The Below The Line Screening Series presented a screening of The Big Short at Arclight Cinemas Tuesday, Dec. 22, followed by a Q&A featuring producer Jeremy Kleiner, director and co-writer Adam McKay, film editor Hank Corwin, ACE, and composer Nicholas Britell.
Based on a true story and best-selling book by Michael Lewis the narrative follows the global collapse of the economy that was sparked by the housing crisis. It was four outsiders that saw what big banks, media, and government refused to acknowledge and they came up with the idea to bet against the AAA-rated housing market. They invested millions in dollars betting that everyone would fall – and fall it did. Directed by Adam McKay, the film stars Christian Bale, Steve Carell, Ryan Gosling and Brad Pitt.

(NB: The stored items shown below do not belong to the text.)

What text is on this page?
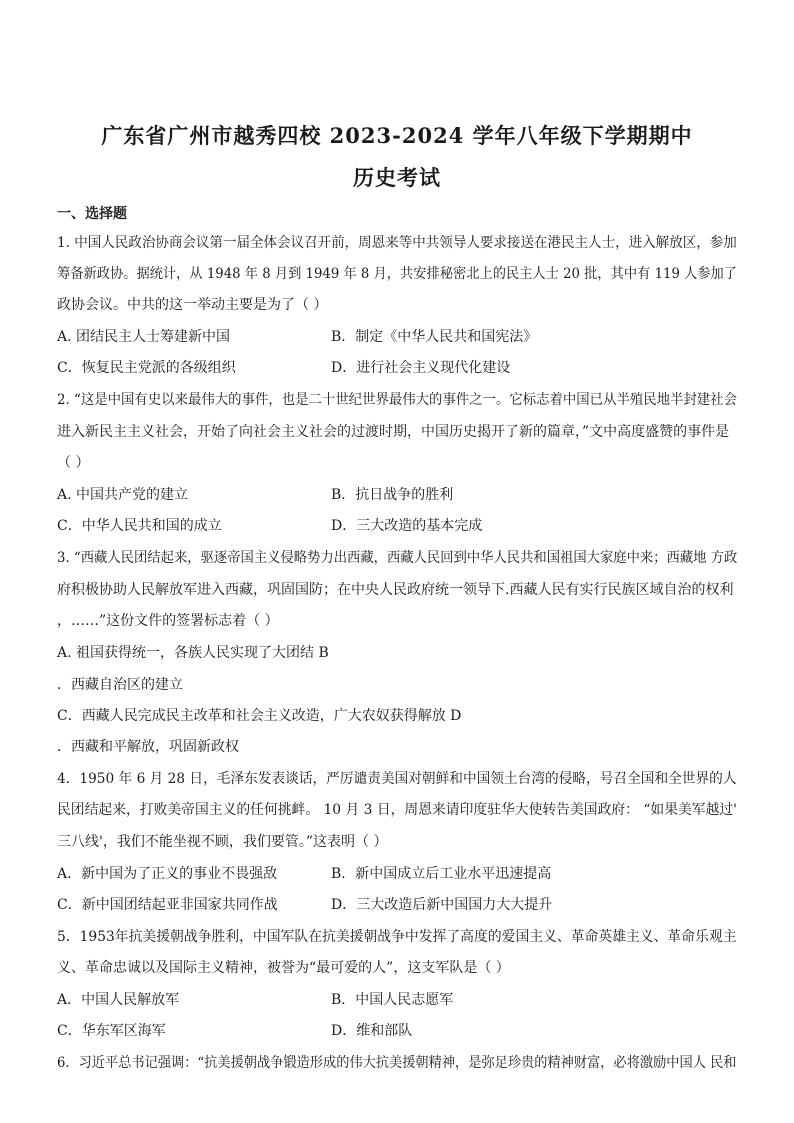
广东省广州市越秀四校 2023-2024 学年八年级下学期期中
历史考试
一、选择题
1. 中国人民政治协商会议第一届全体会议召开前，周恩来等中共领导人要求接送在港民主人士，进入解放区，参加
筹备新政协。据统计，从 1948 年 8 月到 1949 年 8 月，共安排秘密北上的民主人士 20 批，其中有 119 人参加了
政协会议。中共的这一举动主要是为了（ ）
A. 团结民主人士筹建新中国	B．制定《中华人民共和国宪法》
C．恢复民主党派的各级组织	D．进行社会主义现代化建设
2. “这是中国有史以来最伟大的事件，也是二十世纪世界最伟大的事件之一。它标志着中国已从半殖民地半封建社会
进入新民主主义社会，开始了向社会主义社会的过渡时期，中国历史揭开了新的篇章，”文中高度盛赞的事件是
（ ）
A. 中国共产党的建立	B．抗日战争的胜利
C．中华人民共和国的成立	D．三大改造的基本完成
3. “西藏人民团结起来，驱逐帝国主义侵略势力出西藏，西藏人民回到中华人民共和国祖国大家庭中来；西藏地 方政
府积极协助人民解放军进入西藏，巩固国防；在中央人民政府统一领导下.西藏人民有实行民族区域自治的权利
，……”这份文件的签署标志着（ ）
A. 祖国获得统一，各族人民实现了大团结 B
．西藏自治区的建立
C．西藏人民完成民主改革和社会主义改造，广大农奴获得解放 D
．西藏和平解放，巩固新政权
4．1950 年 6 月 28 日，毛泽东发表谈话，严厉谴责美国对朝鲜和中国领土台湾的侵略，号召全国和全世界的人
民团结起来，打败美帝国主义的任何挑衅。 10 月 3 日，周恩来请印度驻华大使转告美国政府： “如果美军越过'
三八线'，我们不能坐视不顾，我们要管。”这表明（ ）
A．新中国为了正义的事业不畏强敌	B．新中国成立后工业水平迅速提高
C．新中国团结起亚非国家共同作战	D．三大改造后新中国国力大大提升
5．1953年抗美援朝战争胜利，中国军队在抗美援朝战争中发挥了高度的爱国主义、革命英雄主义、革命乐观主
义、革命忠诚以及国际主义精神，被誉为“最可爱的人”，这支军队是（ ）
A．中国人民解放军	B．中国人民志愿军
C．华东军区海军	D．维和部队
6．习近平总书记强调：“抗美援朝战争锻造形成的伟大抗美援朝精神，是弥足珍贵的精神财富，必将激励中国人 民和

In getting the project off the ground Brad Pitt’s production company Plan B knew about Michael Lewis’s The Big Short because of their work with adapting Moneyball. “We had taken an interest in Moneyball and we also loved The Big Short. There’s something incredible about how Michael is able to write about people who defy conventional wisdom in how the world works,” said Kleiner. “Paramount was able to require the rights on our behalf and Charles Randolph wrote a really strong screenplay. And how we ended up getting Adam was kind of elusive. One day we got a call saying that he loved The Big Short and wanted to work on it. Our first thought was ‘why didn’t we think of that in the first place.’ We were such big fans of his and from that moment on it was an extraordinary accelerated process because of the passion and energy Adam brought. It took us about two years to finish, which is a remarkable thing.”
McKay echoed a similar notion of Lewis’s writing. “It was one of those great moments where I read this book and thought, ‘this is one of the books of our times.’ There are about four or five books I’ve read in the last 10 or 15 years that show how we live in such incredible, strange and unimaginable times. This book really was able to link all those vital stats during that part of our history to the human condition. I think we are at an odd place where we need to link human conditions to data and Lewis is so incredible at it.”
In editing the room Corwin gave each character a different editorial signature to help build their personality and perspective. “Initially the material was daunting. The script was unbelievable, but the material was very dense and it terrified me,” the editor admited. “What I started out doing was examining the individual characters.” For Michael Burry (Christian Bale), he treated him as the heart of the film. “Burry was a loner. Very introspective in his own way so I decided the style around him would be very quiet, almost synaptic.” In treating Mark Baum (Steve Carell), he looked to an almost in your face style, verging on ugly in order to slam people’s perception of what he was going through. For Brad Pitt’s character, a more naïve approach with a very classical editing style. “But as the journey went along, they all ended up on the same roller coaster. Ultimately we were blending the styles together so you couldn’t tell the different by the end – which was very deliberate,” Corwin noted.
Composing the score for The Big Short, Britell and McKay started riffing ideas from day one and came up with various themes, one of them being ‘dark mathematics.’ “We were thinking of concepts like layered pianos and distorting them around this idea of stable instability – a metaphor for the financial markets. Adam, Hank, and I were in a room all summer coming up with ideas,” Britell explained. In sharing and recording those ideas, the composer would literally plug his keyboard into Corwin’s workstation and start playing sketches and tones he made while watching the dailies. “It was really great,” said Corwin. “It informed us how we could change an edit to a scene. It was like playing live jazz.” McKay added that the ideas came from everyone. “The creative sauce was constantly being stirred with the great team we had. From Hank and Nick to Jeremy and our other producer Dede Gardner, it was an environment where the best idea won and no one was egotistical about it.”
You can see The Big Short in theaters now.